Peeping Tom (1960) From my review: “It’s near impossible to gauge just how shocking or morally incongruous Peeping Tom must’ve been in 1960, especially in the opening scenes where old men are shown purchasing pornography in the same corner stores where young girls buy themselves candy for comedic effect & the protagonist/killer is introduced secretly filming a sex worker under his trench coat before moving in for his first kill. Premiering the same year as Hitchcock’s Psycho and predating the birth of giallo & the slasher in 1962’s Blood & Black Lace, Peeping Tom was undeniably ahead of its time. A prescient ancestor to the countless slashers to follow, Powell’s classic is a sleek, beautifully crafted work that should’ve been met with accolades & rapturous applause instead of the prudish dismissal it sadly received.” A $4 rental on all major VOD platforms.

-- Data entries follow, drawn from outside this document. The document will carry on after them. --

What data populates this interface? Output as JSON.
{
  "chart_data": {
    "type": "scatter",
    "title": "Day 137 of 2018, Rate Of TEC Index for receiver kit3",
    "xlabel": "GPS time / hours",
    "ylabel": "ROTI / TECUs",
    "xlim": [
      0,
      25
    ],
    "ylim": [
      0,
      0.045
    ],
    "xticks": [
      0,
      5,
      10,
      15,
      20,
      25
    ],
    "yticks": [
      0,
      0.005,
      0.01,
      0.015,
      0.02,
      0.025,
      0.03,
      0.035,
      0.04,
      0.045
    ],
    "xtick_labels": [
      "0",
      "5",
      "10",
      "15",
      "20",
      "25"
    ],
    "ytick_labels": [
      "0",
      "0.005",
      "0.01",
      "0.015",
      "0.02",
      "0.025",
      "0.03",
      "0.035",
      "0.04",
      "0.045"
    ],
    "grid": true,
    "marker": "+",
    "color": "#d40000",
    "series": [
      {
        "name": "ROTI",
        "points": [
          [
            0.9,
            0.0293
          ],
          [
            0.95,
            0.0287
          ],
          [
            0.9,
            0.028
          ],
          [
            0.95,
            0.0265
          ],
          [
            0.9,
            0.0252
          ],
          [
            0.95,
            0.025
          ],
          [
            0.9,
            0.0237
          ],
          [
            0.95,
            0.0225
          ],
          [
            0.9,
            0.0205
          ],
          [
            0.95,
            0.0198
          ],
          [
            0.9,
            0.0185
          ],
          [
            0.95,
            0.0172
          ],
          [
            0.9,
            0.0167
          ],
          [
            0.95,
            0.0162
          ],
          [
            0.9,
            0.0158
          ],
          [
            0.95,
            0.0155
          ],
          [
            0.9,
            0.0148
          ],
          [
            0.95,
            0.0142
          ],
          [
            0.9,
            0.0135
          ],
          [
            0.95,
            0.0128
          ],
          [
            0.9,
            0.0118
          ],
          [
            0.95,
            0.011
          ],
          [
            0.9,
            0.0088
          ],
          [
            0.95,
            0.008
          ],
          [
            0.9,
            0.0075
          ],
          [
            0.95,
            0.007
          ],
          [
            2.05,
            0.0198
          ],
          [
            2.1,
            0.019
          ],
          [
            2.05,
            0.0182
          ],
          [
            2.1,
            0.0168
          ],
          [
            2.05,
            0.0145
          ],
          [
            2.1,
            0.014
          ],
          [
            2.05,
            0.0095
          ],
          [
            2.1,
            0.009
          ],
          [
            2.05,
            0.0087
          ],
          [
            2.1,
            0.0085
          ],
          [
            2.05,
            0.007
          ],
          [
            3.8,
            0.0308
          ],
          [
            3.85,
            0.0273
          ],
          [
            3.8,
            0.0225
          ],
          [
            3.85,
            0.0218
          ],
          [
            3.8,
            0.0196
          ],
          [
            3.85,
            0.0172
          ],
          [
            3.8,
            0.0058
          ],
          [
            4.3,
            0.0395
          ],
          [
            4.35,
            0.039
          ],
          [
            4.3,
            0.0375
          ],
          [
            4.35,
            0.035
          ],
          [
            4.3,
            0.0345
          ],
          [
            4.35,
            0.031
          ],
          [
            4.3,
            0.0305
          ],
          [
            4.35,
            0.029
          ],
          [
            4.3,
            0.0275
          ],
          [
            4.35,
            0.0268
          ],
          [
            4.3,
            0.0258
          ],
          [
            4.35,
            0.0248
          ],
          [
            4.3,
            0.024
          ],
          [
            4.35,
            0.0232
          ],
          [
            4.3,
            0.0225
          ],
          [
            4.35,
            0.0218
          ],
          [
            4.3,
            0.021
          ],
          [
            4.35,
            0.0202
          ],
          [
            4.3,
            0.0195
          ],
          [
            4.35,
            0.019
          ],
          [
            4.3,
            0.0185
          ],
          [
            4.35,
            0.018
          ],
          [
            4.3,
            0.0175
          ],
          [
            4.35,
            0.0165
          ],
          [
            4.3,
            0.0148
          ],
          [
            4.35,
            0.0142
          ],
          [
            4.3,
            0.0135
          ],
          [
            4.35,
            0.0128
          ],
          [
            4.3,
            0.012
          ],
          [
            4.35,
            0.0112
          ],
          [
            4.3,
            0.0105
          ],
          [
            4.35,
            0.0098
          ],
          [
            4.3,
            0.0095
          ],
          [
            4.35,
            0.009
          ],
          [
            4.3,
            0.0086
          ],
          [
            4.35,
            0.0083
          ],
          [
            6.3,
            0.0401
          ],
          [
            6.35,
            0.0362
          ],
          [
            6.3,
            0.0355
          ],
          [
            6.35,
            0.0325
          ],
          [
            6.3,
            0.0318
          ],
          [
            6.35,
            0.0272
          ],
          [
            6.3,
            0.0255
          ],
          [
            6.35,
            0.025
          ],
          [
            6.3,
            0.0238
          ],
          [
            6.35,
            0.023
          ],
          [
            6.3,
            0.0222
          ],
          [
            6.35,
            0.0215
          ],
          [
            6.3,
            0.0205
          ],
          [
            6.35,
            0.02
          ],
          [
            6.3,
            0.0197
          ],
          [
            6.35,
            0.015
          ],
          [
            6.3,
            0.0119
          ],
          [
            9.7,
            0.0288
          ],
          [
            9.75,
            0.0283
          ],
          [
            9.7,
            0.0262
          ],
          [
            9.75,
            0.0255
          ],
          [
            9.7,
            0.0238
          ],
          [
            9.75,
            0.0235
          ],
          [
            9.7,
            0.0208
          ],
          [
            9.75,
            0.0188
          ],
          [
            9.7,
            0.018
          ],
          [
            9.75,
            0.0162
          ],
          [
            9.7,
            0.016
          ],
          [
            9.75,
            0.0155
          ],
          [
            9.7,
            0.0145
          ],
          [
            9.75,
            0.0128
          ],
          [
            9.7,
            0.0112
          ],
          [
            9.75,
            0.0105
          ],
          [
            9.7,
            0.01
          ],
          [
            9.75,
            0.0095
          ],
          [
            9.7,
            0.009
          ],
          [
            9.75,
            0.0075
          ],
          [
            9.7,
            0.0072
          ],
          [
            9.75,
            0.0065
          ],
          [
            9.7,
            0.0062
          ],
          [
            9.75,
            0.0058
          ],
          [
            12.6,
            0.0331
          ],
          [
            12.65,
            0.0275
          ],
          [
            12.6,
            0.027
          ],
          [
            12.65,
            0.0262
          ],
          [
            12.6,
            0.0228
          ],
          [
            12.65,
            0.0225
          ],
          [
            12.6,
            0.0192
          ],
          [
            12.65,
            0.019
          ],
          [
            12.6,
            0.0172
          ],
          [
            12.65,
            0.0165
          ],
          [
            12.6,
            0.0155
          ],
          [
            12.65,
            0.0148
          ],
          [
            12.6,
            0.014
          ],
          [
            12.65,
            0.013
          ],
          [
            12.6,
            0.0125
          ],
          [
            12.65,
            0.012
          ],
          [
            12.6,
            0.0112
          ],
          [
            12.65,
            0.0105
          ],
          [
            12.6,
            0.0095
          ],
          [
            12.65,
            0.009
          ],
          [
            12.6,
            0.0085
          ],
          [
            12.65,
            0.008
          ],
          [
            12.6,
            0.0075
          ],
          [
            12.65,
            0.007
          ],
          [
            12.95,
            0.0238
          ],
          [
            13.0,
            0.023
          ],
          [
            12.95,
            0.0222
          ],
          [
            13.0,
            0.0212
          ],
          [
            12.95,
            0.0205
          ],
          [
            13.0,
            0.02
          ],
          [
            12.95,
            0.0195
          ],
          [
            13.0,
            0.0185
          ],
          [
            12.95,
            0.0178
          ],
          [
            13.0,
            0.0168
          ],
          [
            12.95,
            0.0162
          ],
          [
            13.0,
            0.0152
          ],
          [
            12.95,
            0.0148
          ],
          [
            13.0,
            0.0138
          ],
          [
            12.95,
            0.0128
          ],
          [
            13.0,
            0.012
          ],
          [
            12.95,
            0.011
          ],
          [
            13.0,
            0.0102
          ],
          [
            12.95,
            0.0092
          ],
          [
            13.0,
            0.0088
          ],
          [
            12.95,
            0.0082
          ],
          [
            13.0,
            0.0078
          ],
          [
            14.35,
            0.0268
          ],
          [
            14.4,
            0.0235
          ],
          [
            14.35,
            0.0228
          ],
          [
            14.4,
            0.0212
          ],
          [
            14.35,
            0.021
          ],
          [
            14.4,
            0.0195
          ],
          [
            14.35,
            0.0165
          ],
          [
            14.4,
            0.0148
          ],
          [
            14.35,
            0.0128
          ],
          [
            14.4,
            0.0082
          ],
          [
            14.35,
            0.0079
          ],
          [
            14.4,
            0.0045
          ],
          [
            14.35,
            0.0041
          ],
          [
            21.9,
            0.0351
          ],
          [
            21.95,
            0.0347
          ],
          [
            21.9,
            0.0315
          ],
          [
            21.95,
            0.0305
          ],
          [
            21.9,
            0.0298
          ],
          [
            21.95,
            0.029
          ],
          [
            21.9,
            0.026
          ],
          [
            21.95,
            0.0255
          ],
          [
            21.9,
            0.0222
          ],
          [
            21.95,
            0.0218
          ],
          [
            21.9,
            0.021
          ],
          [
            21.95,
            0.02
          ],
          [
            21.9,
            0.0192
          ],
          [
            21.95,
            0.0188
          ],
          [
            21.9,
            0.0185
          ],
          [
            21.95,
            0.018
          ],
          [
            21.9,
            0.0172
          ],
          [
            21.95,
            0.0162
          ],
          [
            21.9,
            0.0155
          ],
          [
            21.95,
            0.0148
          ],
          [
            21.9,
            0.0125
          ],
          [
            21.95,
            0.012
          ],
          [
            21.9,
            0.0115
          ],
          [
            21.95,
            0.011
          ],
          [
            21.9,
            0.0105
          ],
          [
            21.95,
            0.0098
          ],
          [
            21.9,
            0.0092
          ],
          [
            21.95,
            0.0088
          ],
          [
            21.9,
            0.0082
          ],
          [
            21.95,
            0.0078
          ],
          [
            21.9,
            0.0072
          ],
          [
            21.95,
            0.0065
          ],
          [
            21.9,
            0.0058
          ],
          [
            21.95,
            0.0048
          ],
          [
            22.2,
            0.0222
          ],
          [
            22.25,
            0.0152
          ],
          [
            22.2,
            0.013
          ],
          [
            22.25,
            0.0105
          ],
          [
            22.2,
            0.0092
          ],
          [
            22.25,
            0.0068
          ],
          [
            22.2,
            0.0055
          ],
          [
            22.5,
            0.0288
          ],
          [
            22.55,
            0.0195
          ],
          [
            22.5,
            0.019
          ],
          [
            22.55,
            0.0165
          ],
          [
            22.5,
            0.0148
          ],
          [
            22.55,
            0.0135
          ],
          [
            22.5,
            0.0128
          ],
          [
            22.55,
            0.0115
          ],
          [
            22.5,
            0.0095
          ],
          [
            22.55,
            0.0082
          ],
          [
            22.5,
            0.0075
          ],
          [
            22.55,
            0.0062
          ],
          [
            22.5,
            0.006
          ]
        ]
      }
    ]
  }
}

Crimes of Passion (1984) – From our Movie of the Month discussion: “In some ways Crimes of Passion, a 1984 sex thriller starring Kathleen ‘Serial Mom‘ Turner as a fashion designer by day & prostitute by night, is the prime example of Russell’s self-conflicting nature. It’s a visually stunning work that uses a Bava-esque attention to lighting to create an otherworldly playground of sexual fantasy & escapism, but it’s also just pure smut. It occasionally attempts to laud the virtues of sex work, but also uses the profession as a means to leer at naked bodies. It reads like an intentionally cruel vilification of marriage & monogamy that also has a lot to say about the hypocrisy of self-righteous religious piety, but it’s also just a long string of dirty one-liners like ‘Don’t think you’re getting back in these panties; there’s already one asshole in there.’ Crimes of Passion is thoroughly bewildering in its refusal to be engaged with as either high art or low trash, but instead insists that audiences simultaneously appreciate it as both. In other words, it’s pure Ken Russell.” A $2 rental on all major VOD platforms.